米国大統領選挙の影に隠れてあまり報道されていませんが、中国金融市場では10月、11月と有力な国有企業の発行した社債にデフォルトが相次ぎ、この11月20日までに国内社債デフォルトは156件、1778億元(日本円で約2兆8200億円)と既に昨年の年間記録(1557億元)を大幅に上回り、国有企業の実に70%の社債がデフォルトというただならぬ状況に陥っています。

さらに直近では、ドイツのBMWと合弁会社を設立した華晨汽車集団(遼寧省)が社債の元利払いを延滞するといった状況に陥っており、実は国内では大混乱に陥っていることが明確になりつつあります。

こうした企業はほぼ全てが投資適格格付けを受けており、誰もがデフォルトなど起きえないと信じられてきたところばかりで、当局の支援が当然とされてきた国有企業に金融機関や地方政府の支援が行き渡らなくなっていることが懸念されはじめています。

これまでは非常に経営状態がよろしくない国有企業は確かに見捨てられることもあったようですが、ここまで一般的な国有企業がデフォルトに追い込まれるというのは間違いなく異常な状況で、中国本土では何かが起きていることは間違いなさそうな状況です。

こうした中国企業は国有企業であってもほとんど社債はドル建てで起債しているところが多く、これもデフォルトと関係があるのではないかと見られ始めています。

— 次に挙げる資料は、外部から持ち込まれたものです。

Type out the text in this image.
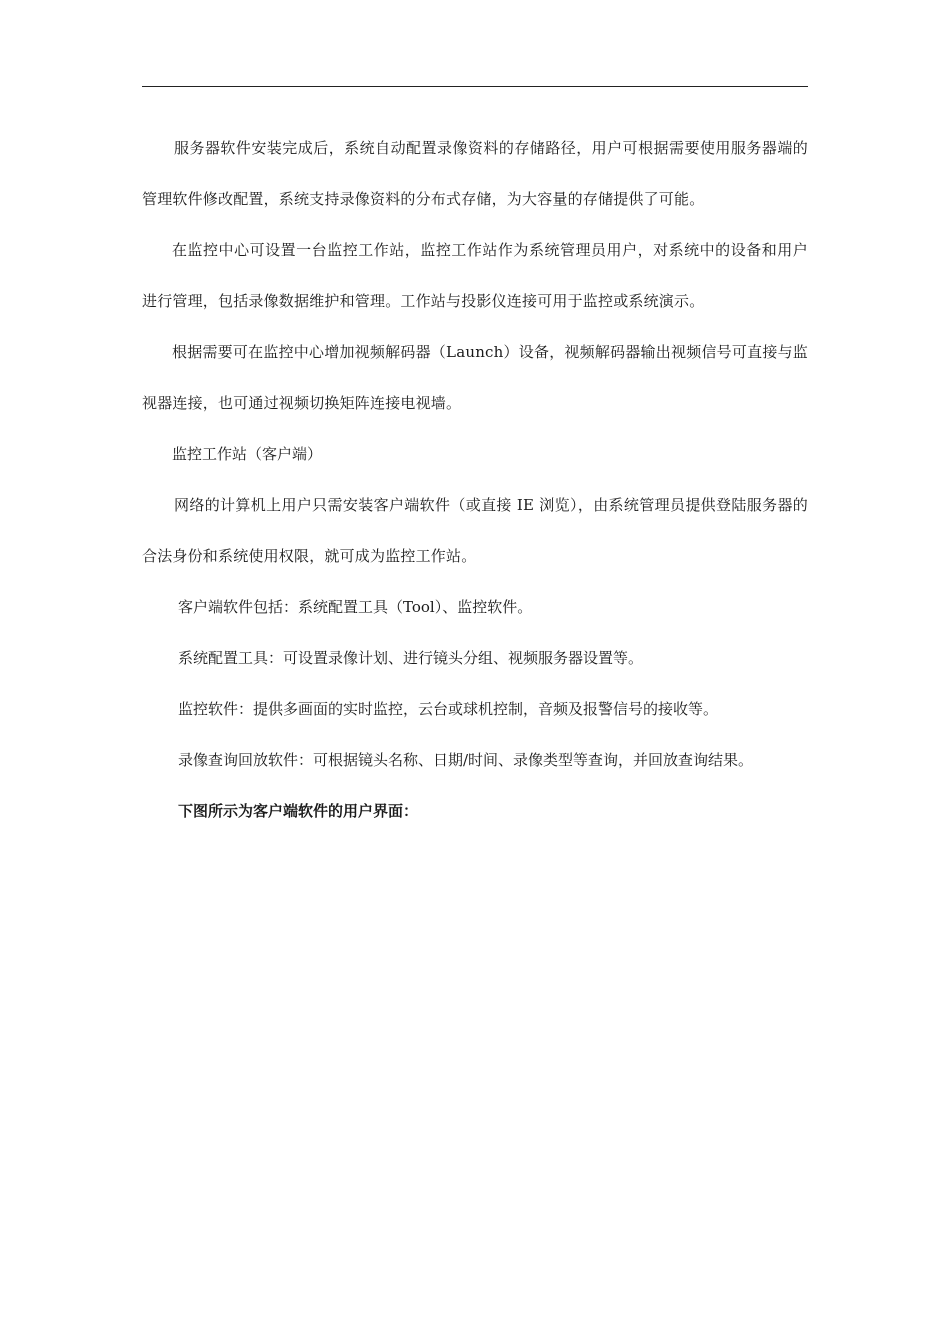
服务器软件安装完成后，系统自动配置录像资料的存储路径，用户可根据需要使用服务器端的管理软件修改配置，系统支持录像资料的分布式存储，为大容量的存储提供了可能。

在监控中心可设置一台监控工作站，监控工作站作为系统管理员用户，对系统中的设备和用户进行管理，包括录像数据维护和管理。工作站与投影仪连接可用于监控或系统演示。

根据需要可在监控中心增加视频解码器（Launch）设备，视频解码器输出视频信号可直接与监视器连接，也可通过视频切换矩阵连接电视墙。

监控工作站（客户端）

网络的计算机上用户只需安装客户端软件（或直接 IE 浏览），由系统管理员提供登陆服务器的合法身份和系统使用权限，就可成为监控工作站。

客户端软件包括：系统配置工具（Tool）、监控软件。

系统配置工具：可设置录像计划、进行镜头分组、视频服务器设置等。

监控软件：提供多画面的实时监控，云台或球机控制，音频及报警信号的接收等。

录像查询回放软件：可根据镜头名称、日期/时间、录像类型等查询，并回放查询结果。

下图所示为客户端软件的用户界面：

米国政府から排除をもとめられる中国企業も資金調達が厳しい状況に

米国では12月2日下院で外国企業説明責任法が可決されました。

法案タイトルとしては外国企業全般を指すものに見えますが、実は完全に中国企業を狙った内容で、中国政府の統制された資金を受け入れている中国系企業や中国共産党メンバーが役員に入る企業などを中心にして、一定期間監査に応じない場合には問答無用で状況を廃止するというのが法案の中身になっています。

アリババやテンセントなどは早くからこうした動きを察知して、香港市場に上場を果たすことで米国株式市場からの資金調達が途絶えてもやっていけるように準備ができていますが、数百社と言われるほかの中国系企業で米国株式市場に上場しているところはそうしたすべを持っておらず、単純に米株市場から退場を余儀なくされますので、ここからはかなり深刻な状況に陥ってしまいそうです。

米国で上場する中国企業は上場で集めたカネを担保にドル建ての社債を起債して運用するのがほとんどで、米株市場から放逐されてしまった場合にはこうしたスキームを活かすことができなくなることから、米国政府の締め出し政策は予想以上に各企業を追い詰める結果になりはじめているようです。

これまで中国企業のデフォルトは国営企業も含めて、海外ではほとんど影響がなかったのが現実で、これだけデフォルトが多くなることを考えますと、世界的な影響を及ぼすことになる可能性も否定できず、とくに債券市場でのここからの動きに注意が必要になりそうです。

新型コロナウイルスの爆発的感染から一転して、早期に終息をはかり経済の回復が世界的に見ても一番早くなっているとされてきた中国ですが、国内では想像している以上に企業の経営状況が悪化しているようで、それがいよいよ世界に伝搬する時期が到来しているのかも知れません。

中国企業にとってはドルの調達コストも非常に高いものになってきていますから、そもそもドル建てで起債して利払いや償還の費用を捻出すること自体が相当難しくなっているようで、年末にかけてなにか具体的な問題が広がりを見せることが非常に危惧されはじめています。

いち早く景気回復が示現しているとされる中国経済の実態はどうなのかという点も気になるところです。